Выбрать главу

Фиктивное письмо — вполне модерная форма личностного выражения, которая заменяет устное сообщение или разговор. Автор не заранее задуманное произведение облекает в форму письма, но отдельное письмо возводит в ранг шедевра. Письма достоверно отражают его индивидуальный голос, изменчивое настроение, его живой юмор. Особенность, которая роднит его стиль с эпистолярным жанром французского классицизма, — это более высокий, чем разговорный, стиль (conversation à distance), стиль болтовни (causerie prolongée), стремление понравиться (l’art de plaire), сознательная авторская позиция, принимающая во внимание публичность, а также использование разнообразных средств выражения.

Эпистолярный метод Микеша находится в тесном родстве с литературным арсеналом и мотивами французских эпистолярных коллекций, письмовников, произведений в форме фиктивных писем, путевых заметок конца XVII — начала XVIII в. К их общим характеристикам относятся, например, жанровые сцены, обмен воображаемыми подарками, планирование встреч, описание путевых впечатлений, миниатюрные портреты, расхваливание писем друг друга, сообщения об актуальных новостях и событиях. Сюда же можно отнести вопросы о том, когда ждать ответа, ответы на незаданные вопросы, вставленные анекдоты и различные истории, стремление к лаконичному выражению мыслей, размышления о реальных возможностях отсылки письма, чередование описательных, повествовательных, рефлектирующих фрагментов, пристрастие к сентенциям и афоризмам. Все это, вместе взятое, представляет собой комплекс средств, служащих для доказательства достоверности произведения.

С самого начала Микеш энергично, но в то же время и осмотрительно, совсем не размашисто, рисует образ воображаемого адресата и разрабатывает свою авторскую идентичность, создавая тот странный, призрачный мир, из которого ему больше нет необходимости выходить. Автор писем, даже несмотря на правдоподобие текста, не может рассматриваться как тождественный сконструированному им «я»: вместо реальной личности мы повсюду сталкиваемся с рассказчиком. Главные средства для создания идентичности: интенсивная, постоянно присутствующая авторефлексия, то и дело нарративизируемый опыт течения времени, размышления о настоящем и о недавнем прошлом, а также подробное описание узко взятой или широкой жизненной среды, окружающих его людей и их обычаев. Многочисленные иноязычные выражения, характерные для экзотического места, где он находится, также хорошо встраиваются в стратегию освоения данного места. Постоянный элемент формирования авторского «я» и конструирования идентичности — образ преданного слуги изгнанного князя. После смерти Ракоци парадигма сиротства становится особенно важной, подчеркивая униженное, зависимое положение эмигрантов.
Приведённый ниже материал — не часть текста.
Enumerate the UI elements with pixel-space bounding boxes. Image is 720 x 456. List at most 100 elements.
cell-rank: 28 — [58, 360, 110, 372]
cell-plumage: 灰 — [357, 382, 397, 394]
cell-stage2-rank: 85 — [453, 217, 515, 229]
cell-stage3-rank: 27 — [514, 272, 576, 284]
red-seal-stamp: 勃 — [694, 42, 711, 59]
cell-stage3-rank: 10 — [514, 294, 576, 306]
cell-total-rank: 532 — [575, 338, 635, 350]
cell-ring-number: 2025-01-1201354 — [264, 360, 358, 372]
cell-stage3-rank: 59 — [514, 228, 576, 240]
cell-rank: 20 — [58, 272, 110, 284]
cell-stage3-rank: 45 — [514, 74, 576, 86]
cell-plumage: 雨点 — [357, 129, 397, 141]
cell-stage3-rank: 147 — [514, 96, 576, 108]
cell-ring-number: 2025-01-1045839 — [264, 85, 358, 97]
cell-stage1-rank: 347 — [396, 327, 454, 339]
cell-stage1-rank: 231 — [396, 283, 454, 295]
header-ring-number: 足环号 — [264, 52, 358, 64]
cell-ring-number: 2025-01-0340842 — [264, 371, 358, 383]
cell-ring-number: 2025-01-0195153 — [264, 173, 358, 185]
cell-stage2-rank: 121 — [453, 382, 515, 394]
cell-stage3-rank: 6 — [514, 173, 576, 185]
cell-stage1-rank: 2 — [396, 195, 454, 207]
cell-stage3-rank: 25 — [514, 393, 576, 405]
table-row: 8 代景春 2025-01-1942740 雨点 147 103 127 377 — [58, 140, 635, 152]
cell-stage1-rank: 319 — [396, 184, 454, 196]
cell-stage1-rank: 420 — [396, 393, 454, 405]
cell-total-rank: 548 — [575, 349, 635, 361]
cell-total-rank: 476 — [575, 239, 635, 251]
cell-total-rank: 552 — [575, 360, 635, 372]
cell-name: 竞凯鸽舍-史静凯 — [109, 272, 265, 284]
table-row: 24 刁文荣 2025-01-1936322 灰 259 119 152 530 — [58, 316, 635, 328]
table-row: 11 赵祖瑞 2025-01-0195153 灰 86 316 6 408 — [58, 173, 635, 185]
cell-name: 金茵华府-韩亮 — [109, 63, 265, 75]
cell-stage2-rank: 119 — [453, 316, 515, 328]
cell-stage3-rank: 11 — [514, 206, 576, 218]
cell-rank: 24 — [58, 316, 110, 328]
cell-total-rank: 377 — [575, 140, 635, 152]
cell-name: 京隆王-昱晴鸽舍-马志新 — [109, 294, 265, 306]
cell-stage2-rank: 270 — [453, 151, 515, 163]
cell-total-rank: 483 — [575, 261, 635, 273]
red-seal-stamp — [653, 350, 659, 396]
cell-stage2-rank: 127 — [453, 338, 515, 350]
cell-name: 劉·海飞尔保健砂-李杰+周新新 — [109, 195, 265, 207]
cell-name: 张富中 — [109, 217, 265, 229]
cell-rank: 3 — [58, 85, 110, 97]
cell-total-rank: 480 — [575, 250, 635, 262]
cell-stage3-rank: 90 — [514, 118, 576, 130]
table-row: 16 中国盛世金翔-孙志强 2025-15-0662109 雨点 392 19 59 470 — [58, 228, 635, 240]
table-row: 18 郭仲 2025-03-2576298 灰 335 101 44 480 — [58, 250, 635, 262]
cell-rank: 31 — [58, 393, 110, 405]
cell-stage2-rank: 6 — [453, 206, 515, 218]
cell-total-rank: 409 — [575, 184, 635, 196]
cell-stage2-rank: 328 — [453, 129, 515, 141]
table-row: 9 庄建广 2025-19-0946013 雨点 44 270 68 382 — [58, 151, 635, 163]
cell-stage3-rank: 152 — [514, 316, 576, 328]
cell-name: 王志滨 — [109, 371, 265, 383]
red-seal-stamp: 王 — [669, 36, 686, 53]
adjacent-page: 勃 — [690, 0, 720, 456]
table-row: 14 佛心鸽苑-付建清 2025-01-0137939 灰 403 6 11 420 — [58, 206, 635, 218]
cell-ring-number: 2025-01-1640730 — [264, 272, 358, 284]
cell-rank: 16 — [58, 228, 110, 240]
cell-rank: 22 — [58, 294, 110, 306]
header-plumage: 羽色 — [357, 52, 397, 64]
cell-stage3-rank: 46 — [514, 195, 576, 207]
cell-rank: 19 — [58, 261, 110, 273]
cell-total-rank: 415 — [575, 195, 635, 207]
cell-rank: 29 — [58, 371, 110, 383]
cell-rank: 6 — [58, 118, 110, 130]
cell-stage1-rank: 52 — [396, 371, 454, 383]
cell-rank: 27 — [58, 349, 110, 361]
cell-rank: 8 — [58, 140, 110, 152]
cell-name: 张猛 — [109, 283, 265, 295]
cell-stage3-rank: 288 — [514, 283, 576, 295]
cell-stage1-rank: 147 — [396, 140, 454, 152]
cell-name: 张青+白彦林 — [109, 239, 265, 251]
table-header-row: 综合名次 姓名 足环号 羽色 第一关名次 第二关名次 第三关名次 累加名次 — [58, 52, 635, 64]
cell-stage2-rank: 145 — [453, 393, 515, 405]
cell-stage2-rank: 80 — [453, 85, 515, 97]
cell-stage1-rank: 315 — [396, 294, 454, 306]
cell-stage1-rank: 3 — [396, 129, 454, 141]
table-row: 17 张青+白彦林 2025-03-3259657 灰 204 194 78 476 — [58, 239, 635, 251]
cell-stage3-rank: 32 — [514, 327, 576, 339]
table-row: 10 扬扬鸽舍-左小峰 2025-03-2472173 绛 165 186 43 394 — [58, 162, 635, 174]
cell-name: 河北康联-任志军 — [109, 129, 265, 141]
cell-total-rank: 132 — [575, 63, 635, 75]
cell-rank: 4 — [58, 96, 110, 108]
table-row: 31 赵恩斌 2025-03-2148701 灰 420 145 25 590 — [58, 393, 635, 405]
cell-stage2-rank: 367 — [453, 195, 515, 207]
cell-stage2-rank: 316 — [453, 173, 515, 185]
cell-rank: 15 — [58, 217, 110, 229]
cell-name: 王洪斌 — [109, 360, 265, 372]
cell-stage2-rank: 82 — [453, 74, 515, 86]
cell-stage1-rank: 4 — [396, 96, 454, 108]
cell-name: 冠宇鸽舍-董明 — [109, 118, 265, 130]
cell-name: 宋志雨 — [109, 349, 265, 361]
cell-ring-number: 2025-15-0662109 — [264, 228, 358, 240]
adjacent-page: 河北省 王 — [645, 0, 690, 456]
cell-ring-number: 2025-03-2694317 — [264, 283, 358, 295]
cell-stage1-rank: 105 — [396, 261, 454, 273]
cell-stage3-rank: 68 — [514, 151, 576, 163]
Показывая свою судьбу и судьбу товарищей по несчастью, Микеш в равной мере пользуется известной с XVI в. компаративной культурной моделью — параллелью между еврейской и венгерской судьбами, дважды вспоминая библейский образ Иова, терпеливо сносящего страдания. Формулы, открывающие и завершающие письмо, частая тематизация писем — все это также функционирует как мощный фактор создания идентичности (например, письма 57, 75).

Тем, как Микеш изображает других людей, он по крайней мере в такой же или даже в большей степени раскрывает себя, чем в тех случаях, когда рассказывает о событиях своей жизни, о своих мыслях и чувствах. Портреты его особенно точны и интересны в тех случаях, когда он изображает такую сложную фигуру, которую любит, как, например, Жужи Кёсеги, или к которой питает глубокую антипатию: например, к Миклошу Берчени и Йожефу Ракоци. Среди всех этих людей выделяется Ференц II Ракоци, о котором Микеш рассказывает в нескольких местах, богато представляя его в жизненно правдивых, достоверных и проникнутых личным чувством чертах.

Еще одна особенность писем — лаконичность, подчас афористичность стиля. Свои мысли Микеш часто формулирует как пословицы, поговорки, сентенции, цель которых — давать читателю некий нравственный стимул. Сентенции и афоризмы чаще всего сообщают особое значение его размышлениям, подталкивают читателя к определенным выводам, к жизненной мудрости, придают весомость начальным или финальным фразам в письмах. Вот несколько характерных примеров: «тот, кто дал нам зубы, даст и еду» (письмо 122), «я — тот, кто был, и буду тем, кто есть» (письмо 72), «Дороже то, что реже» (письмо 23), «кто богаче, тот и сильнее» (письмо 48), «верно говорят, что Франция — рай для женщин и ад для лошадей. Турция же — рай для лошадей и ад для женщин» (письмо 15).